The Daily Beast’s Kim Masters has an interesting temperature-taking piece today on how the failure of Bob Zemeckis’ A Christmas Carol has studio execs wringing their hands about 3-D, and Avatar’s potential to revolutionize the industry. Maybe adding a third dimension won’t save everyone’s butts after all? Along with this Defamer post about how Avatar will supposedly make audiences vomit, dubious buzz for the film seems to be cresting. But this is a place Cameron has been before, on Titanic, as I write in the “Unsinkable” chapter of The Futurist. Yes, before he released the highest-grossing movie of all time and winner of a record-tying 11 Oscars, there were also puking claims…:

Media buzz on the movie began to swirl around Cameron’s apparent ravenousness with money. Variety launched a regular “Titanic Watch” column to detail the set’s excesses, and Time ran a piece head-lined “Glub, Glub, Glub . . . Can James Cameron’s Extravagant Titanic Avoid Disaster?” It didn’t help that Waterworld, Kevin Costner’s $170 million high-seas adventure released in July 1995, was widely regarded as a costly misfire. Early efforts to market Titanic were challenging, too, including finding enough material to present at ShoWest, the Las Vegas convention of theater exhibitors, in March 1997. Almost none of the special-effects shots were done. It was decided to use a long, linear trailer instead of a bunch of quick-cut scenes. On a Sunday night, before she was to view the material, Sanchini got a call from a studio executive at Paramount. “I just saw the trailer, and I’m throwing up on my shoes,” he told her. Paramount was expecting something Cameron-esque—chases, explosions—not a little old lady narrating a story about a necklace. Meanwhile, the production was dragging way behind schedule. Meant to take 135 days to shoot, Titanic would actually require 165 days of production. Titanic the movie appeared to be mirroring Titanic the ship—a creation that was far too large, a product of man’s hubris barreling toward an iceberg.

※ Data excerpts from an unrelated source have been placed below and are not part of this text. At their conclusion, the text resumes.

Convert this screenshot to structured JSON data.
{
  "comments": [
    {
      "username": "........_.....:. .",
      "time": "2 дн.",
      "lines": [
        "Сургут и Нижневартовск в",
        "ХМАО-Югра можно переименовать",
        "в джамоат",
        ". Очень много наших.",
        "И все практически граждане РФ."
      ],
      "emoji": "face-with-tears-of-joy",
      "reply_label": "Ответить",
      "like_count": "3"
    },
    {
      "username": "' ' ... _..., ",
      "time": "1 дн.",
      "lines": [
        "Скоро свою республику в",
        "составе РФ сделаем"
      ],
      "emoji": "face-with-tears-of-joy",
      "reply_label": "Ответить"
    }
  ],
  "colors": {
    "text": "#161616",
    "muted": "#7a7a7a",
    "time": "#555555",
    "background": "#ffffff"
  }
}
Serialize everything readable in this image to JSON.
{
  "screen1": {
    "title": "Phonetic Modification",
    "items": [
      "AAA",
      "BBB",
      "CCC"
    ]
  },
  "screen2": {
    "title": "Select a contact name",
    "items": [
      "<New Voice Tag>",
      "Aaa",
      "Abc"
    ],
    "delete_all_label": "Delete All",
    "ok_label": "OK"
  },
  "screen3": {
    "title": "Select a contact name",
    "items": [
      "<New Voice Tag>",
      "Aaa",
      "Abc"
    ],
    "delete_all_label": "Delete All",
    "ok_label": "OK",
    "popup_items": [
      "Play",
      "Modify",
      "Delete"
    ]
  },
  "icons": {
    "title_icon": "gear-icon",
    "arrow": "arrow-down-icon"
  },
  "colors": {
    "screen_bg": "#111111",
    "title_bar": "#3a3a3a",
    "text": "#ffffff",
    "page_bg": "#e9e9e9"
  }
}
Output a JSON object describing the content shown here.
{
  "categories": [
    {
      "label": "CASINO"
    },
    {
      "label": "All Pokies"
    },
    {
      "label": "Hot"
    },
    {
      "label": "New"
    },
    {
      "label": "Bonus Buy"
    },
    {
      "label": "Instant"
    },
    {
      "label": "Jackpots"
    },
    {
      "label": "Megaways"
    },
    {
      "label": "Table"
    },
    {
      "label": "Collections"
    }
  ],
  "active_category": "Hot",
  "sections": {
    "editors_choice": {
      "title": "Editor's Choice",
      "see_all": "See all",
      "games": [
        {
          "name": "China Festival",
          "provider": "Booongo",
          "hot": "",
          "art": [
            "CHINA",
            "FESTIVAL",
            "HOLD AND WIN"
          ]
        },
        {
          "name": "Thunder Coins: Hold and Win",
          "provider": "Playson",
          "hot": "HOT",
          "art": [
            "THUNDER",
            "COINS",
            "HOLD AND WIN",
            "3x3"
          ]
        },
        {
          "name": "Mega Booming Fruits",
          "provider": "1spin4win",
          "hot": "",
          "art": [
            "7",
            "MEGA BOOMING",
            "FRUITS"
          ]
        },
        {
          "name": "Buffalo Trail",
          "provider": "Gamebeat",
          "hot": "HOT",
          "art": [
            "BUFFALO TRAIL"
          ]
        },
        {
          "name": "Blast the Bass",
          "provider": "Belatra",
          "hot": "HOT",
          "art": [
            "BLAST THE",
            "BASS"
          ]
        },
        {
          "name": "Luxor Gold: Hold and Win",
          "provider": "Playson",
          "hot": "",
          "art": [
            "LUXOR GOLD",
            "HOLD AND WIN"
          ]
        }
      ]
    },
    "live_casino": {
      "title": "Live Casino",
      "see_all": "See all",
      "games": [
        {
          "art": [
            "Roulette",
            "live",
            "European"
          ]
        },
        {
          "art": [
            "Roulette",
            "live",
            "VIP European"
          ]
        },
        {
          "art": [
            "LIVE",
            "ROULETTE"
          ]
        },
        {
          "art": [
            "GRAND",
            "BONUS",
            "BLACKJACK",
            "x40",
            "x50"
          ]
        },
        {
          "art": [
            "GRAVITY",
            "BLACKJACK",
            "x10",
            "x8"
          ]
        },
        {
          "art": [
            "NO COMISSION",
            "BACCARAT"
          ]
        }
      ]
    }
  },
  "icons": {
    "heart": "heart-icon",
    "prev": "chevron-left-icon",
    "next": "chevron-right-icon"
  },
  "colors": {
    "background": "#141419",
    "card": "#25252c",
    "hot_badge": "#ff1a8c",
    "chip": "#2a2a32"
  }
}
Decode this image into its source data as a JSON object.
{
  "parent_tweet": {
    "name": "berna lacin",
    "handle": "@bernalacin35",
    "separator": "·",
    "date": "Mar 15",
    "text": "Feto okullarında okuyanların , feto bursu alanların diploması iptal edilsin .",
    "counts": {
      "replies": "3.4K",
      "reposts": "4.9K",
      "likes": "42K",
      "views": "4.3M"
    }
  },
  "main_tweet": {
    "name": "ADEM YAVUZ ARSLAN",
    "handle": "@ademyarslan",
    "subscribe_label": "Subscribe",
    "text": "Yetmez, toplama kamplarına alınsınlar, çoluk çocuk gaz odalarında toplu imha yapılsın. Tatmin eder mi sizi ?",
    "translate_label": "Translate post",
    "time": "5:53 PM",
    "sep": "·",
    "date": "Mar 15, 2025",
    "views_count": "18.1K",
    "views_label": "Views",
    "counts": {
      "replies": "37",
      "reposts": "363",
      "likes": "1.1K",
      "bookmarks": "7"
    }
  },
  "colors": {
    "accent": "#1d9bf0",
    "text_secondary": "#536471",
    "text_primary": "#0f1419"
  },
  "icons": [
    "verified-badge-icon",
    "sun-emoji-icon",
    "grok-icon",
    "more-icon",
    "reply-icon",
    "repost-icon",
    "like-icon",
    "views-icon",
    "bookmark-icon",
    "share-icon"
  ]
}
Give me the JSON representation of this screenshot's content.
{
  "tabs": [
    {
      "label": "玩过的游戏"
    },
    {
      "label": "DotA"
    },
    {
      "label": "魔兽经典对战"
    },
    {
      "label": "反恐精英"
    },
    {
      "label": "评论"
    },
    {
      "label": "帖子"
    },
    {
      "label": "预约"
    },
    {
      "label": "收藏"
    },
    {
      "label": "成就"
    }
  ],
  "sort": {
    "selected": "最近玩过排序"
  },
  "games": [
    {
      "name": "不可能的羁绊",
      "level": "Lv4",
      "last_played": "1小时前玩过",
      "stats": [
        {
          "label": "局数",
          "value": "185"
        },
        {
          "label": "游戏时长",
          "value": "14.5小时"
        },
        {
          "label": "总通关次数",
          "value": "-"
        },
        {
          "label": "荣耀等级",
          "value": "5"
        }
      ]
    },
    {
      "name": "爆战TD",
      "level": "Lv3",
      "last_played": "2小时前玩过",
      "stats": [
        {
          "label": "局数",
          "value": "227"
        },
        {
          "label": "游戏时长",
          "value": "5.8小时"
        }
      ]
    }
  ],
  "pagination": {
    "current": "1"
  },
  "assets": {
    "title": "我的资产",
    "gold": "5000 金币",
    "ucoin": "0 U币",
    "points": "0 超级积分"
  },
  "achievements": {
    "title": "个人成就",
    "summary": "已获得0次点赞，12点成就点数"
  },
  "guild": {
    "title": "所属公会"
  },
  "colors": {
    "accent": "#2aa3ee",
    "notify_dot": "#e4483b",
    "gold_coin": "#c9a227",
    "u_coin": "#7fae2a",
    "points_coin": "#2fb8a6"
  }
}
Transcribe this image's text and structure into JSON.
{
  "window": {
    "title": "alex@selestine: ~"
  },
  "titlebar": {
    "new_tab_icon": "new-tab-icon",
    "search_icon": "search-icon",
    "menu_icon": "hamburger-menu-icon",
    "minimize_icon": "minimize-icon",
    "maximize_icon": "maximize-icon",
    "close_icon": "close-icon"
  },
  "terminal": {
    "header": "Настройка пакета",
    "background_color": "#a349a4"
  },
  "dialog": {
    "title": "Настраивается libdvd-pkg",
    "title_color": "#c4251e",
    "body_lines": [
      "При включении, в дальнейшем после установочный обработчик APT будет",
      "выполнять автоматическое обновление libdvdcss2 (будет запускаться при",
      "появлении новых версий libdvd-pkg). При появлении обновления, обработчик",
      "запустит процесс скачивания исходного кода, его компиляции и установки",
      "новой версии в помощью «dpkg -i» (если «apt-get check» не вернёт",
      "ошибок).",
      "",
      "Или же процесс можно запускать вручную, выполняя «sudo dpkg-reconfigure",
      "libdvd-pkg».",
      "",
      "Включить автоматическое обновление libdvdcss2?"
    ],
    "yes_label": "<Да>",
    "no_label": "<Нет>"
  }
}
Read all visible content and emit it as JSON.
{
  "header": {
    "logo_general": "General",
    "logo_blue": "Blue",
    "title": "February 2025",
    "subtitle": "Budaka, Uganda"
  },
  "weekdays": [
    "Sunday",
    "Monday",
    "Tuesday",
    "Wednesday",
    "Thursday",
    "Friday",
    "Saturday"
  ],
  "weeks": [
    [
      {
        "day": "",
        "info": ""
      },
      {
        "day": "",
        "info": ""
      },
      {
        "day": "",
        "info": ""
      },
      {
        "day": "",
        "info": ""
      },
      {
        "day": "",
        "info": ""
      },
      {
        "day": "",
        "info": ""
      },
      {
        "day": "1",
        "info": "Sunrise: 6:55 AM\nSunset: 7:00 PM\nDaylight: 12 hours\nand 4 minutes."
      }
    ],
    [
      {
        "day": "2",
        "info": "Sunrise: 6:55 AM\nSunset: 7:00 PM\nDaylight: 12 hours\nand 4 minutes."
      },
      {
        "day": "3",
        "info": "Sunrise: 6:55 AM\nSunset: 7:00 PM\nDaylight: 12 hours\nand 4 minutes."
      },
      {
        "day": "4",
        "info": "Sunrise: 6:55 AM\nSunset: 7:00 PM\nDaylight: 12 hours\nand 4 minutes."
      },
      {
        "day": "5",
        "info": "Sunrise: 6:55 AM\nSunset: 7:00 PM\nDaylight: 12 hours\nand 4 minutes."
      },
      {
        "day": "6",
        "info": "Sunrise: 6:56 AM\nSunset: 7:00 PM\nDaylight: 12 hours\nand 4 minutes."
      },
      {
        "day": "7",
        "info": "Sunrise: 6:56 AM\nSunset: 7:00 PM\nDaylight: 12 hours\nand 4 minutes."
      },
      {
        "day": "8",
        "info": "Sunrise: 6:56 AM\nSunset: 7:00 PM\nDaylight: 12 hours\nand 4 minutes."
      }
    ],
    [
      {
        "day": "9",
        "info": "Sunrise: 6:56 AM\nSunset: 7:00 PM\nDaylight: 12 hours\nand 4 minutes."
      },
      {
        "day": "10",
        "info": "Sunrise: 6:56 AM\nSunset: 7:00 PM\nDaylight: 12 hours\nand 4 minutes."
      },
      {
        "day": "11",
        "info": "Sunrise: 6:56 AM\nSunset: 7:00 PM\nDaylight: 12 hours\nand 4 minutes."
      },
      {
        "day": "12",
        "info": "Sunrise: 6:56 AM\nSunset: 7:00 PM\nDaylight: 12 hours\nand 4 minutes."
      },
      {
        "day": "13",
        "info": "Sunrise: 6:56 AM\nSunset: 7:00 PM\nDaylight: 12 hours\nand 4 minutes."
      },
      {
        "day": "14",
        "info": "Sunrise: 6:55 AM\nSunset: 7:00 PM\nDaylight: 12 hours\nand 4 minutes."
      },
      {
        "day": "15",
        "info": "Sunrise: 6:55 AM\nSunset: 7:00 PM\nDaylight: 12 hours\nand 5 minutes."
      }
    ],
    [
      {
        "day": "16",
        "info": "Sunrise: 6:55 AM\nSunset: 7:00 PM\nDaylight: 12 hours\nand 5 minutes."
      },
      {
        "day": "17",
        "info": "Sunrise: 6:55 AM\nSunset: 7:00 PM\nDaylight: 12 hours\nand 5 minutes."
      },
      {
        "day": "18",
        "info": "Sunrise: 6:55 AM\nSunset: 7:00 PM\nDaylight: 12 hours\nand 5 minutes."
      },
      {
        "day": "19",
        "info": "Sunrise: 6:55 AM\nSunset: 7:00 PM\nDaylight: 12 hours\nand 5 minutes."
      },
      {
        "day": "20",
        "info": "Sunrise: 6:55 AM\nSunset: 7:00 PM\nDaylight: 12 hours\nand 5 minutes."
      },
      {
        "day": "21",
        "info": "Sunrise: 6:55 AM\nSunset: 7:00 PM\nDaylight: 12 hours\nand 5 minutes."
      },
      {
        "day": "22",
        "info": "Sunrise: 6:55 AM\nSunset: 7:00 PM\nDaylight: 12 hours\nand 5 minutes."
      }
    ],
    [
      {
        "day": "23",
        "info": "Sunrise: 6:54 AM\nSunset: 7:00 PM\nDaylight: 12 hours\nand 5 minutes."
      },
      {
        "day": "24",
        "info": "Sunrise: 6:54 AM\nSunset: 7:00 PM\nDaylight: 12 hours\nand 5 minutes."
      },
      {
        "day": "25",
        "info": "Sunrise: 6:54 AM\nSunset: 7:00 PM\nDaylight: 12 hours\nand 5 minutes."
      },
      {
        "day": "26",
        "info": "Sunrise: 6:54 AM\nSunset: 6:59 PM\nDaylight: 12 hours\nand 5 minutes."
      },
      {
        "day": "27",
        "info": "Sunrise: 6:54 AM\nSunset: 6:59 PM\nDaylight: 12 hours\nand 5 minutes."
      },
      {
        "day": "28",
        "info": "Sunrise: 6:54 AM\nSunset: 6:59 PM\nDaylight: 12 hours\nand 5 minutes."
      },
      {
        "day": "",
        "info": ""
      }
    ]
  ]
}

Cameron tuned out the media hum, but the budget pressures weighed on him. “I felt very strongly that I had let these guys down,” Cameron says of Fox. “I had told them I would do it for a certain amount of money, and I’d failed to deliver on that.” In a series of exchanges during the making of the movie, Cameron kept offering to give Fox back money, first his front-end fee, then his entire share of the back end. Twentieth Century Fox president Bill Mechanic, the unfortunate Fox executive charged with reining the production in, told Cameron the back-end offer was a noble but ultimately hollow gesture, because the film would never see a dime of profit. He countered by suggesting that Cameron should not only surrender all his points on Titanic but give back half his points on the next film he did for Fox. This conversation happened in Cameron’s living room. Mechanic’s counteroffer didn’t go over well. “Get the fuck out of my house,” Cameron replied. The director rescinded his offer of the back-end points. “Nobody ever gives back money in Hollywood,” says Chernin, Mechanic’s boss at the time. “On the one hand, Jim was killing us. On the other hand, here was a man of great conscience.” In the end, the filmmaker and his studio agreed on one thing. “We kept saying, ‘Our only hope is to make a great movie,’” Chernin says.